Air carrier Captain reported an NDB and VOR share DCA as an identifier even though they are not colocated creating confusion when entering the identifier into an FMS or GPS system.

Date: 2023-09 · Aircraft: Commercial Fixed Wing · Phase: approach

Anomalies: deviation-discrepancy-procedural-published-material-policy|ground-event-encounter-ground-equipment-issue

Synopsis

Air carrier Captain reported an NDB and VOR share DCA as an identifier even though they are not colocated creating confusion when entering the identifier into an FMS or GPS system.

Narrative

DCA VOR (111.0 MHz) and DCA NDB (332 kHZ) share the same three letter identifier despite the fact that the two navaids are physically located 5.6 NM apart. This causes pilot confusion when selecting the DCA navaid in an FMS or GPS navigation database. I believe this is a serious safety risk that the FAA needs to fix by re-designating the DCA NDB to another three letter identifier.
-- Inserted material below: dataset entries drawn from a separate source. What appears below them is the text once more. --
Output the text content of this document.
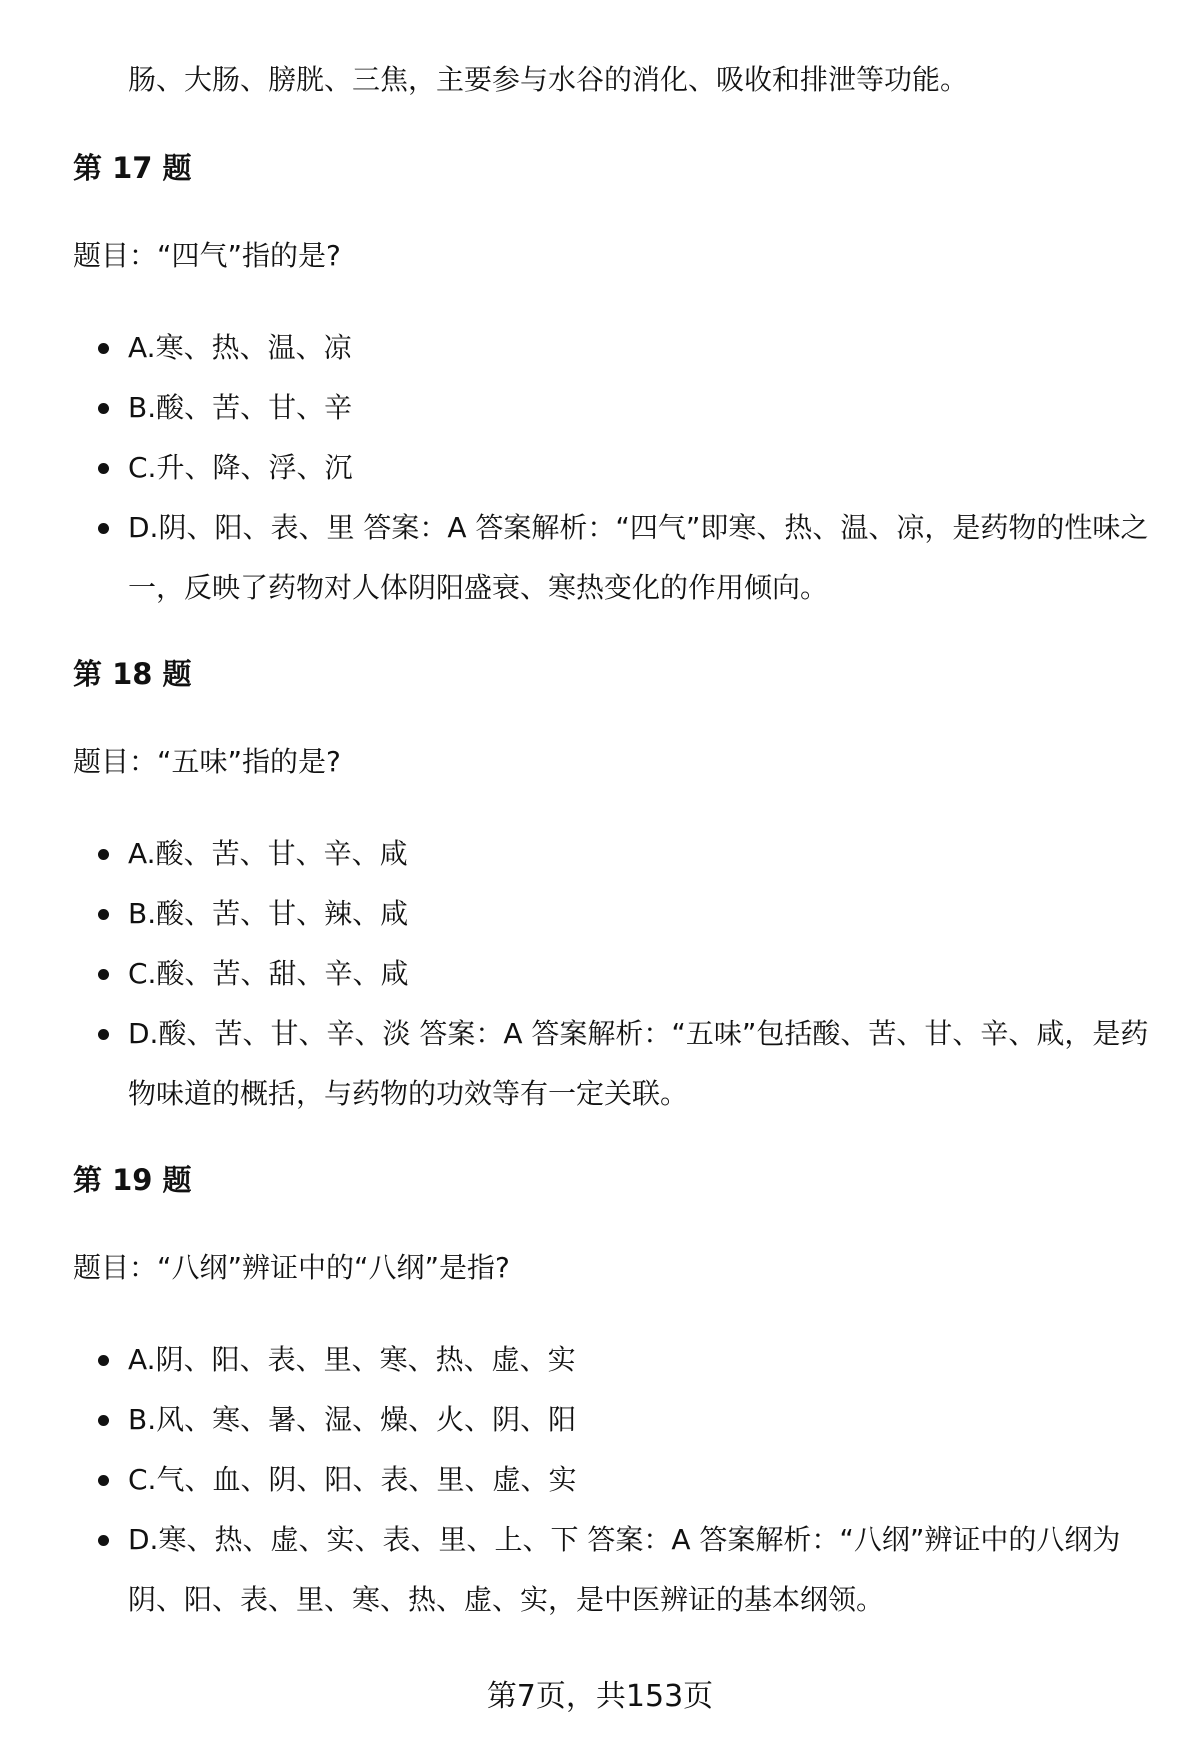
肠、大肠、膀胱、三焦，主要参与水谷的消化、吸收和排泄等功能。
第 17 题
题目：“四气”指的是?
A.寒、热、温、凉
B.酸、苦、甘、辛
C.升、降、浮、沉
D.阴、阳、表、里 答案：A 答案解析：“四气”即寒、热、温、凉，是药物的性味之一，反映了药物对人体阴阳盛衰、寒热变化的作用倾向。
第 18 题
题目：“五味”指的是?
A.酸、苦、甘、辛、咸
B.酸、苦、甘、辣、咸
C.酸、苦、甜、辛、咸
D.酸、苦、甘、辛、淡 答案：A 答案解析：“五味”包括酸、苦、甘、辛、咸，是药物味道的概括，与药物的功效等有一定关联。
第 19 题
题目：“八纲”辨证中的“八纲”是指?
A.阴、阳、表、里、寒、热、虚、实
B.风、寒、暑、湿、燥、火、阴、阳
C.气、血、阴、阳、表、里、虚、实
D.寒、热、虚、实、表、里、上、下 答案：A 答案解析：“八纲”辨证中的八纲为阴、阳、表、里、寒、热、虚、实，是中医辨证的基本纲领。
第7页，共153页
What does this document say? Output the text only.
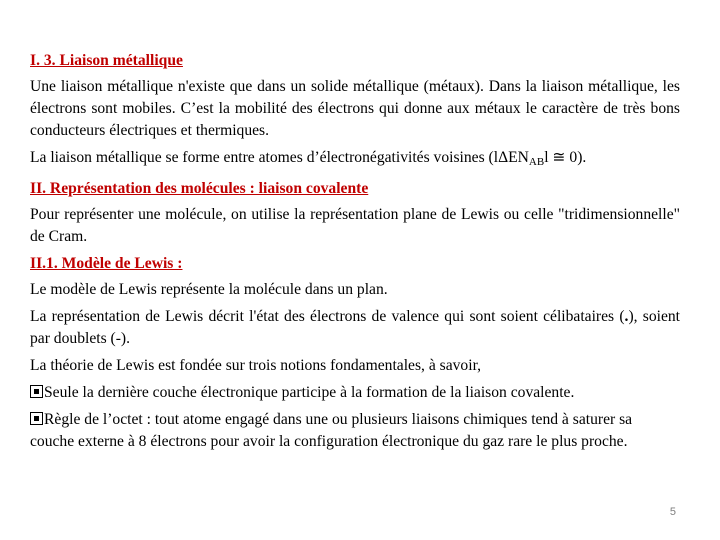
I. 3. Liaison métallique

Une liaison métallique n'existe que dans un solide métallique (métaux). Dans la liaison métallique, les électrons sont mobiles. C’est la mobilité des électrons qui donne aux métaux le caractère de très bons conducteurs électriques et thermiques.

La liaison métallique se forme entre atomes d’électronégativités voisines (lΔEN$_{AB}$l ≅ 0).

II. Représentation des molécules : liaison covalente

Pour représenter une molécule, on utilise la représentation plane de Lewis ou celle "tridimensionnelle" de Cram.

II.1. Modèle de Lewis :

Le modèle de Lewis représente la molécule dans un plan.

La représentation de Lewis décrit l'état des électrons de valence qui sont soient célibataires (.), soient par doublets (-).

La théorie de Lewis est fondée sur trois notions fondamentales, à savoir,

Seule la dernière couche électronique participe à la formation de la liaison covalente.

Règle de l’octet : tout atome engagé dans une ou plusieurs liaisons chimiques tend à saturer sa couche externe à 8 électrons pour avoir la configuration électronique du gaz rare le plus proche.

5
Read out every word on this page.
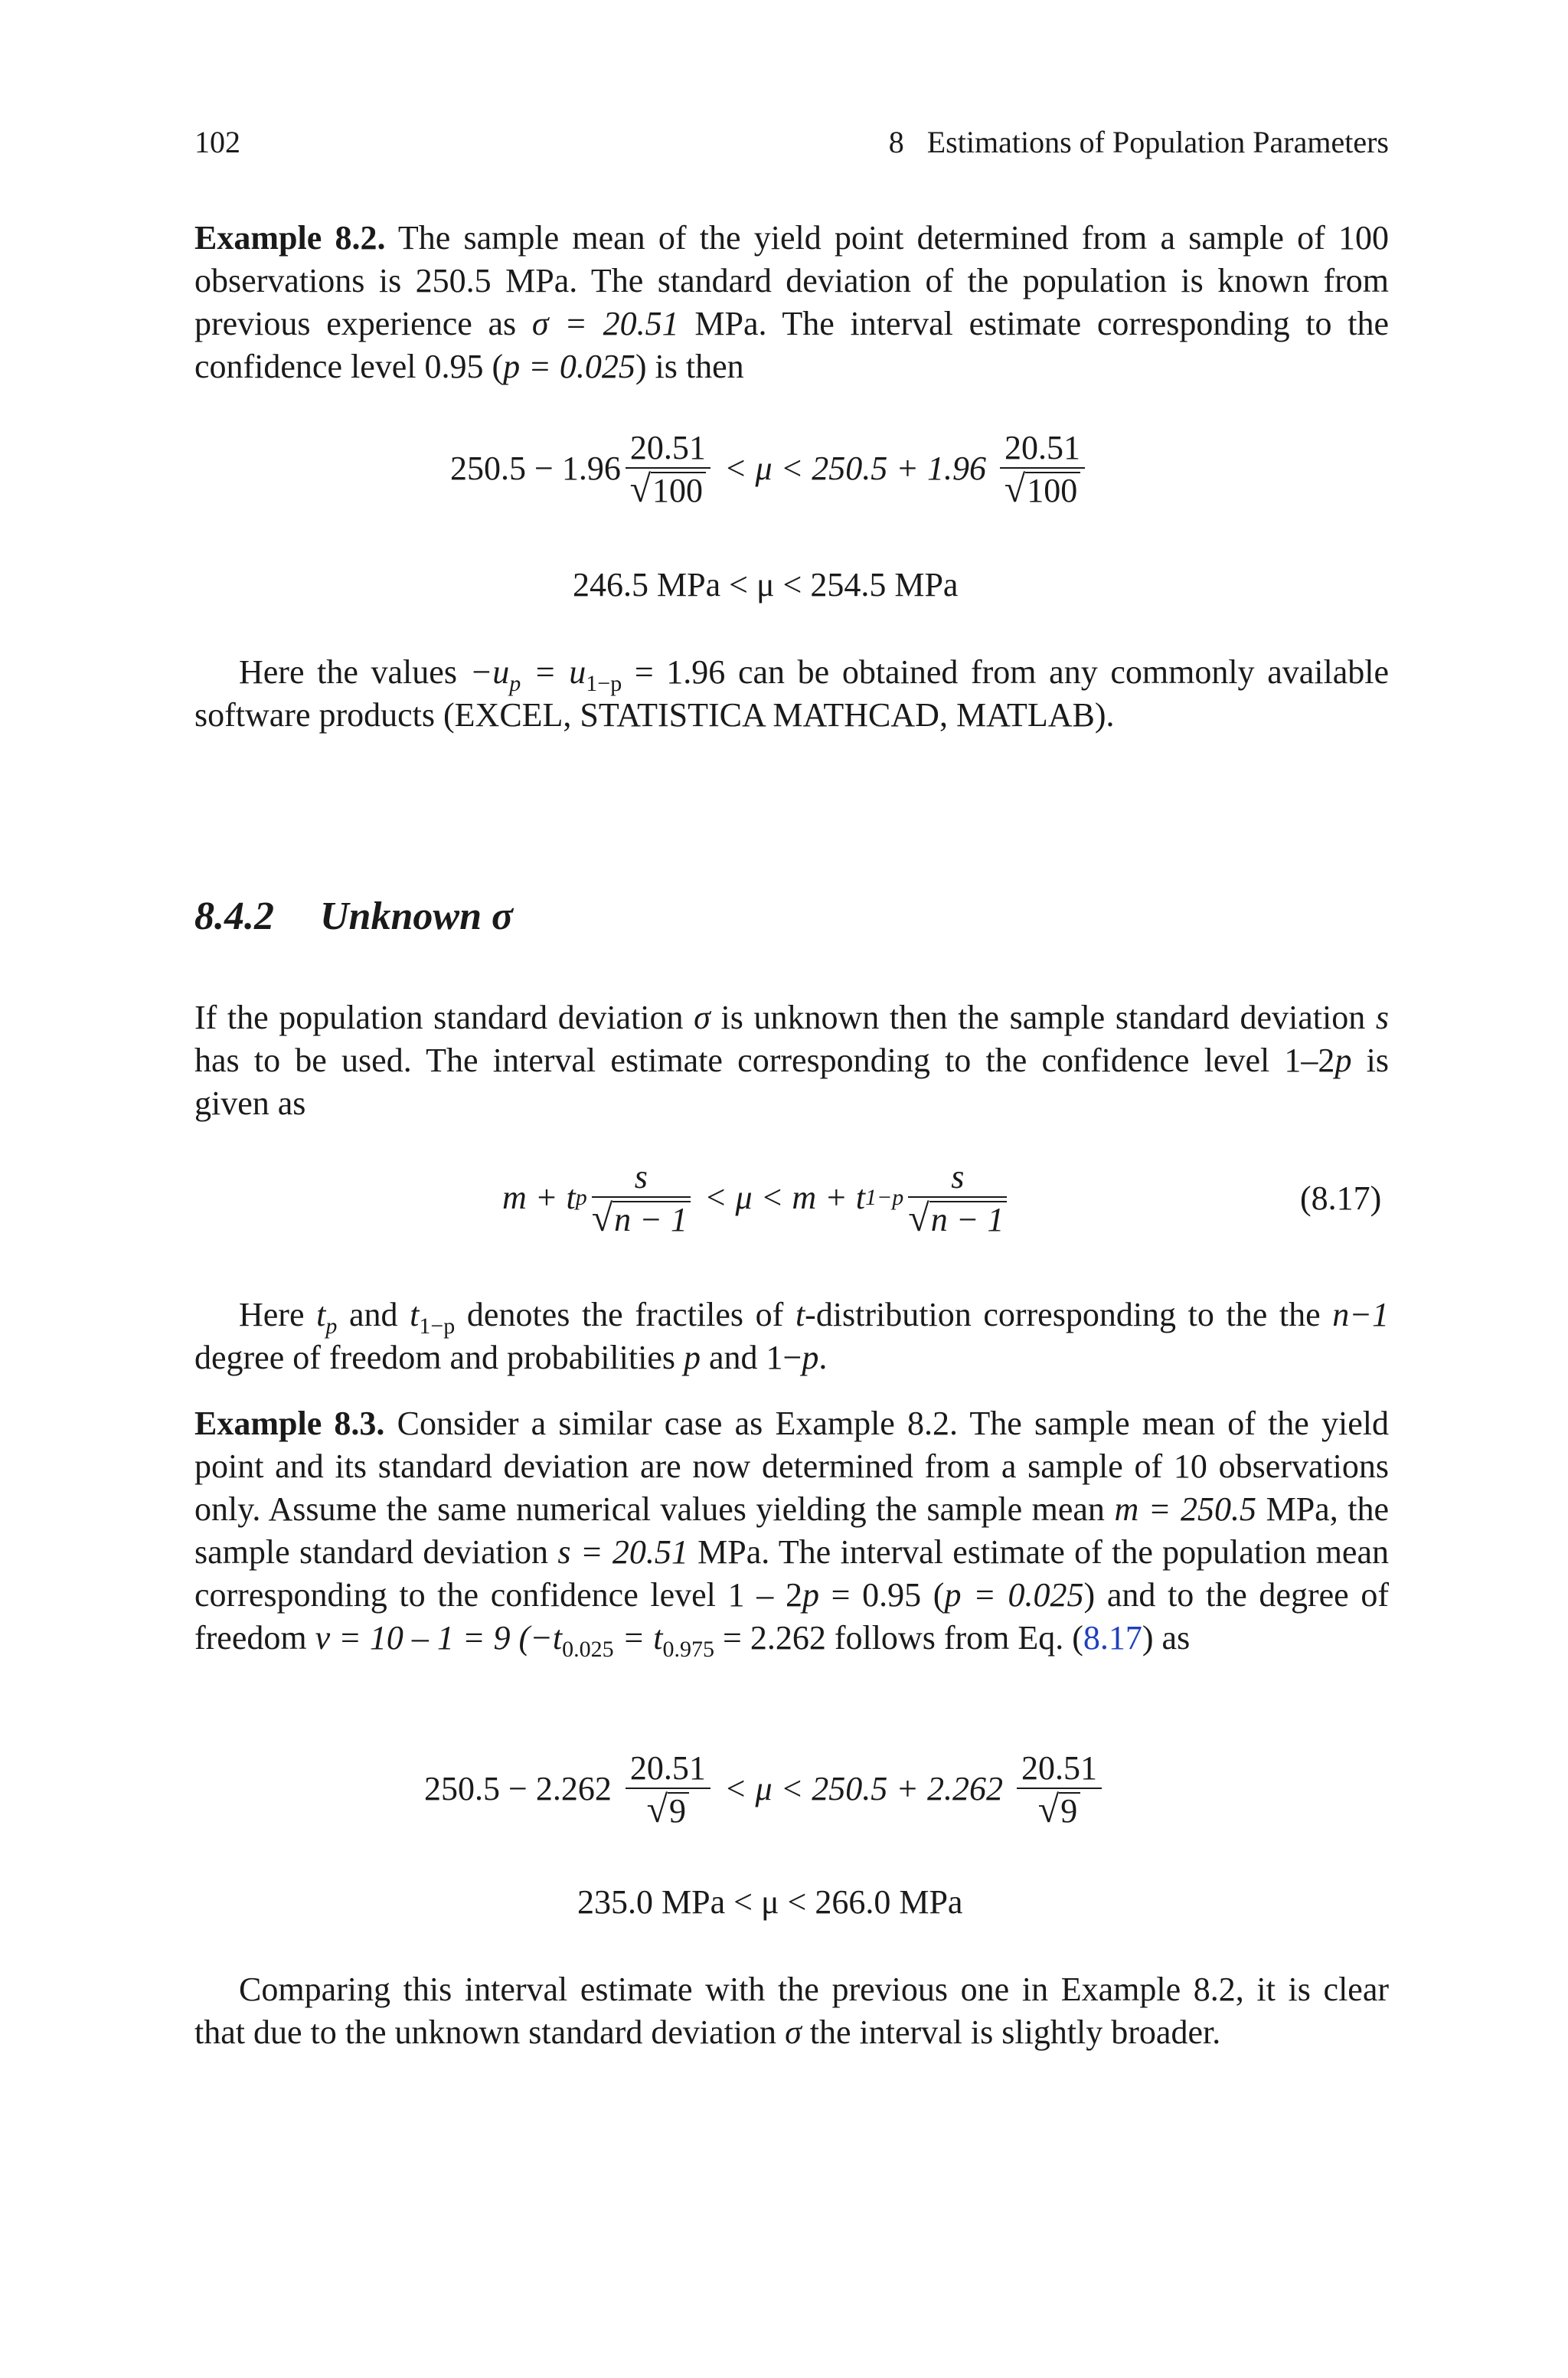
102	8   Estimations of Population Parameters

Example 8.2. The sample mean of the yield point determined from a sample of 100 observations is 250.5 MPa. The standard deviation of the population is known from previous experience as σ = 20.51 MPa. The interval estimate corresponding to the confidence level 0.95 (p = 0.025) is then

$250.5 - 1.96 \frac{20.51}{√ 100} < \mu < 250.5 + 1.96 \frac{20.51}{√ 100}$
246.5 MPa < μ < 254.5 MPa

Here the values $-u_p = u_{1-p} = 1.96$ can be obtained from any commonly available software products (EXCEL, STATISTICA MATHCAD, MATLAB).

8.4.2 Unknown σ

If the population standard deviation σ is unknown then the sample standard deviation s has to be used. The interval estimate corresponding to the confidence level 1–2p is given as

m + t p $\frac{s}{√ n - 1} < \mu < m + t$ $1-p \frac{s}{√ n - 1}$	(8.17)

Here $t_p$ and $t_{1-p}$ denotes the fractiles of t-distribution corresponding to the the n−1 degree of freedom and probabilities p and 1−p.

Example 8.3. Consider a similar case as Example 8.2. The sample mean of the yield point and its standard deviation are now determined from a sample of 10 observations only. Assume the same numerical values yielding the sample mean m = 250.5 MPa, the sample standard deviation s = 20.51 MPa. The interval estimate of the population mean corresponding to the confidence level 1 – 2p = 0.95 (p = 0.025) and to the degree of freedom ν = 10 – 1 = 9 ($-t_{0.025} = t_{0.975} = 2.262$ follows from Eq. (8.17) as

$250.5 - 2.262 \frac{20.51}{√ 9} < \mu < 250.5 + 2.262 \frac{20.51}{√ 9}$
235.0 MPa < μ < 266.0 MPa

Comparing this interval estimate with the previous one in Example 8.2, it is clear that due to the unknown standard deviation σ the interval is slightly broader.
Additionally; I believe the two navaids having the same identifier violates FAA Order 7350.9FF paragraph 1-2-5.It appears that the DCA NDB used to be the LOM for Runway 1 which was decommissioned in october but retained as an NDB. At that time the identifier changed from 'DC' to 'DCA.' There are only three examples total of shared VOR/NDB idents in the NAS and the other two involve facilities that are colocated on the airport (SYA and TUT). This is the only example of two navaids with the same three letter identifier that are physically not colocated in the same location or even on the same airport landing area. The FAA needs to resolve this ASAP.